As guerras híbridas

O golpe de Estado na Bolívia alinha-se na tipologia do que passou a ser conceituado como “guerra híbrida” [1] – e dá lugar a um banho de sangue. É que, na teoria que a sustenta, a mistura ou passagem das chamadas “revoluções coloridas” à “guerra não convencional” confluem de uma estratégia unificada à “guerra híbrida”.

Conforme Darc Costa,

“Pode-se considerar que a guerra híbrida é um conflito no qual todos os agressores exploram todos os modos de guerra, simultaneamente, empregando armas convencionais avançadas, táticas irregulares, tecnologias agressivas, terrorismo e criminalidade, visando desestabilizar a ordem vigente em um Estado Nacional”. [2]
 

A combinação de atos (milícias irregulares, desordem criminal organizada, guerra convencional), apoiados na manipulação midiática/redes sociais, ciber-ataques, vias diplomáticas e de espionagem perseguem a desestabilização, seguida da “troca de regime” (regime change). Claros acontecimentos esses estruturados e pensados há tempo, na Bolívia. [3]
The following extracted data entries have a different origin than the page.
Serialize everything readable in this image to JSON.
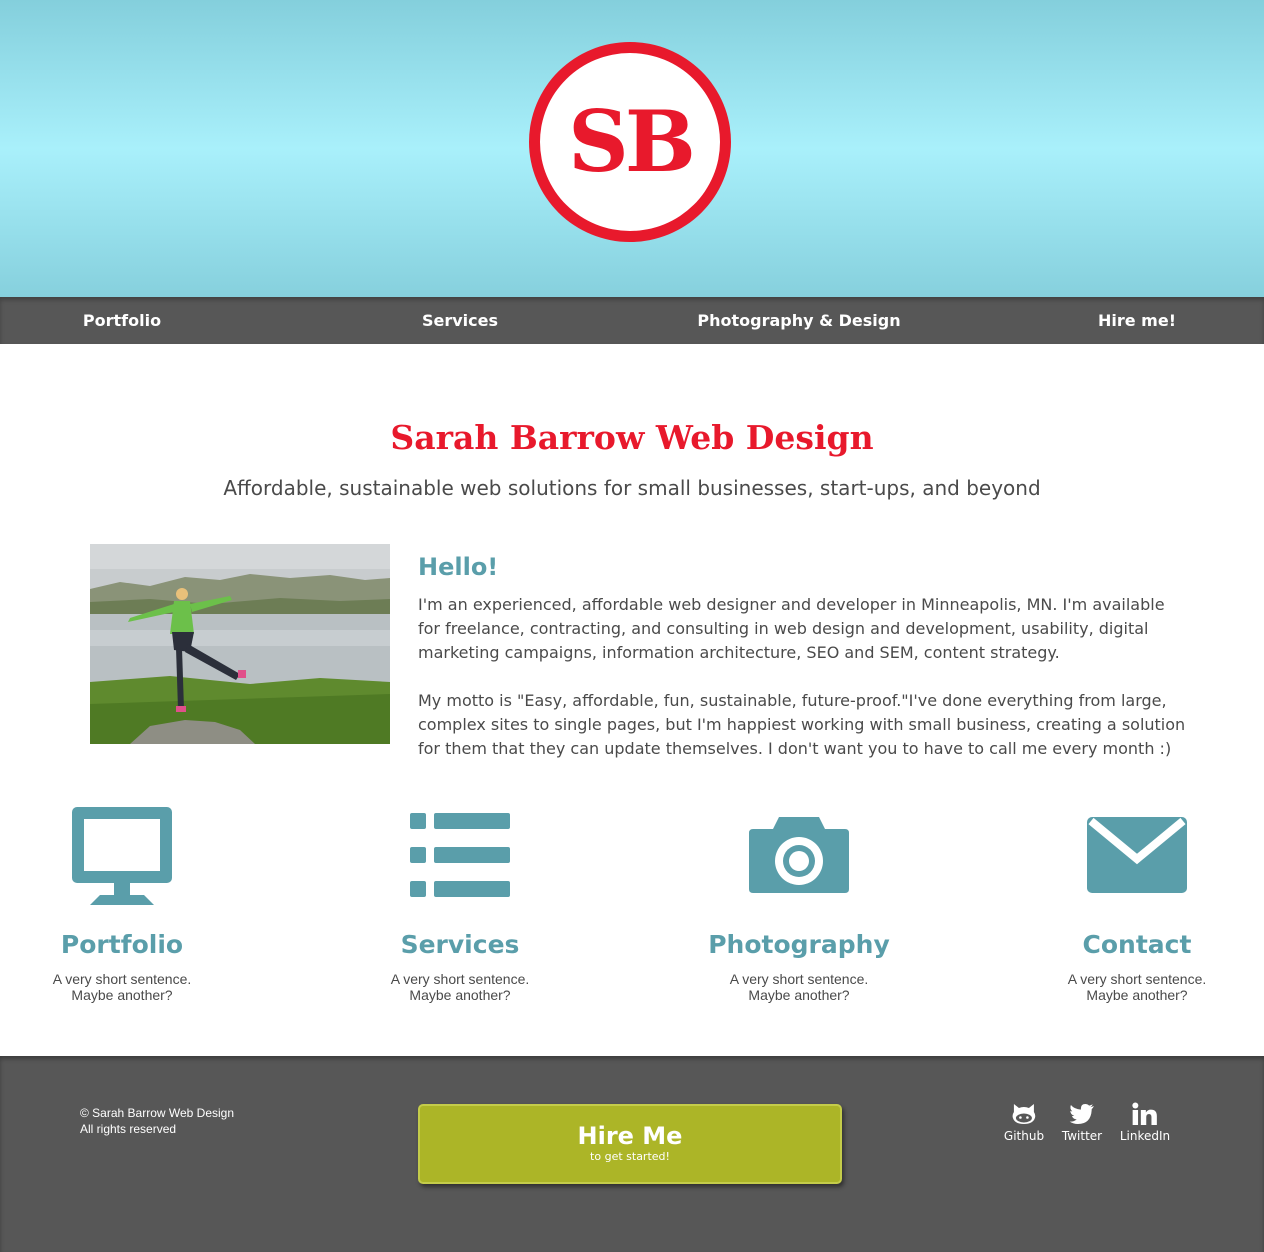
{
  "logo": {
    "text": "SB",
    "color": "#e8192c"
  },
  "nav": {
    "items": [
      {
        "label": "Portfolio"
      },
      {
        "label": "Services"
      },
      {
        "label": "Photography & Design"
      },
      {
        "label": "Hire me!"
      }
    ]
  },
  "intro": {
    "title": "Sarah Barrow Web Design",
    "tagline": "Affordable, sustainable web solutions for small businesses, start-ups, and beyond"
  },
  "hello": {
    "title": "Hello!",
    "paragraph1": "I'm an experienced, affordable web designer and developer in Minneapolis, MN. I'm available for freelance, contracting, and consulting in web design and development, usability, digital marketing campaigns, information architecture, SEO and SEM, content strategy.",
    "paragraph2": "My motto is \"Easy, affordable, fun, sustainable, future-proof.\"I've done everything from large, complex sites to single pages, but I'm happiest working with small business, creating a solution for them that they can update themselves. I don't want you to have to call me every month :)"
  },
  "features": [
    {
      "icon": "monitor-icon",
      "title": "Portfolio",
      "line1": "A very short sentence.",
      "line2": "Maybe another?"
    },
    {
      "icon": "list-icon",
      "title": "Services",
      "line1": "A very short sentence.",
      "line2": "Maybe another?"
    },
    {
      "icon": "camera-icon",
      "title": "Photography",
      "line1": "A very short sentence.",
      "line2": "Maybe another?"
    },
    {
      "icon": "envelope-icon",
      "title": "Contact",
      "line1": "A very short sentence.",
      "line2": "Maybe another?"
    }
  ],
  "footer": {
    "copyright_line1": "© Sarah Barrow Web Design",
    "copyright_line2": "All rights reserved",
    "hire_button": {
      "label": "Hire Me",
      "sublabel": "to get started!"
    },
    "social": [
      {
        "icon": "github-icon",
        "label": "Github"
      },
      {
        "icon": "twitter-icon",
        "label": "Twitter"
      },
      {
        "icon": "linkedin-icon",
        "label": "LinkedIn"
      }
    ]
  },
  "colors": {
    "brand_red": "#e8192c",
    "accent_teal": "#5a9eaa",
    "nav_gray": "#575757",
    "button_olive": "#acb527",
    "header_sky": "#a9f0fb"
  }
}
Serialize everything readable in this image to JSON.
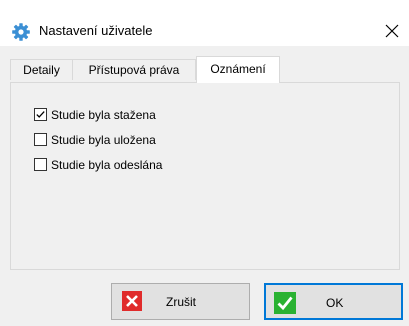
{
  "window": {
    "title": "Nastavení uživatele",
    "close_icon": "close-icon",
    "app_icon": "gear-icon"
  },
  "tabs": [
    {
      "label": "Detaily",
      "active": false
    },
    {
      "label": "Přístupová práva",
      "active": false
    },
    {
      "label": "Oznámení",
      "active": true
    }
  ],
  "notifications": [
    {
      "label": "Studie byla stažena",
      "checked": true
    },
    {
      "label": "Studie byla uložena",
      "checked": false
    },
    {
      "label": "Studie byla odeslána",
      "checked": false
    }
  ],
  "buttons": {
    "cancel": {
      "label": "Zrušit",
      "icon": "cancel-x-icon",
      "color": "#e02b2b"
    },
    "ok": {
      "label": "OK",
      "icon": "checkmark-icon",
      "color": "#2ab232"
    }
  },
  "colors": {
    "accent": "#0078d7",
    "window_bg": "#f0f0f0",
    "titlebar_bg": "#ffffff"
  }
}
As operações em geral se iniciam em semear o caos, e com a tática da “não-violência”, onde a utilização das redes eletrônicas, se associam a grupos, marchas, boicotes contra eleições, símbolos/slogans/caricaturas, protestos nus, greves de fomes etc. Nada de “espontâneo”: o estrategista norte-americano Gene Sharp (1928-2018), conhecido por seus manuais de pensar os golpes de estados modernos, foi o mentor da organização de grupos orgânicos para a resistência (inicialmente) não-violenta, perturbadora, e relacionadas com a fachada da luta pela “derrubada das ditaduras, pela democracia”.

Num ângulo maior, tem-se que um clone da “teoria do caos”, do cientista I. Prigogine (1917-2003), nas relações internacionais foi parcialmente adaptado pelo polonês-americano Z. Brzezinski (1928-2017). Estrategista de extrema-direita, a tese dele visava os processos para a desestruturação dos entornos geopolíticos da China, da Rússia e do Irã, especialmente. O esquartejamento dos países dos Balcãs euroasiáticos é utilizado como exemplo da utilização do cerco geopolítico pretendido nessas teorias.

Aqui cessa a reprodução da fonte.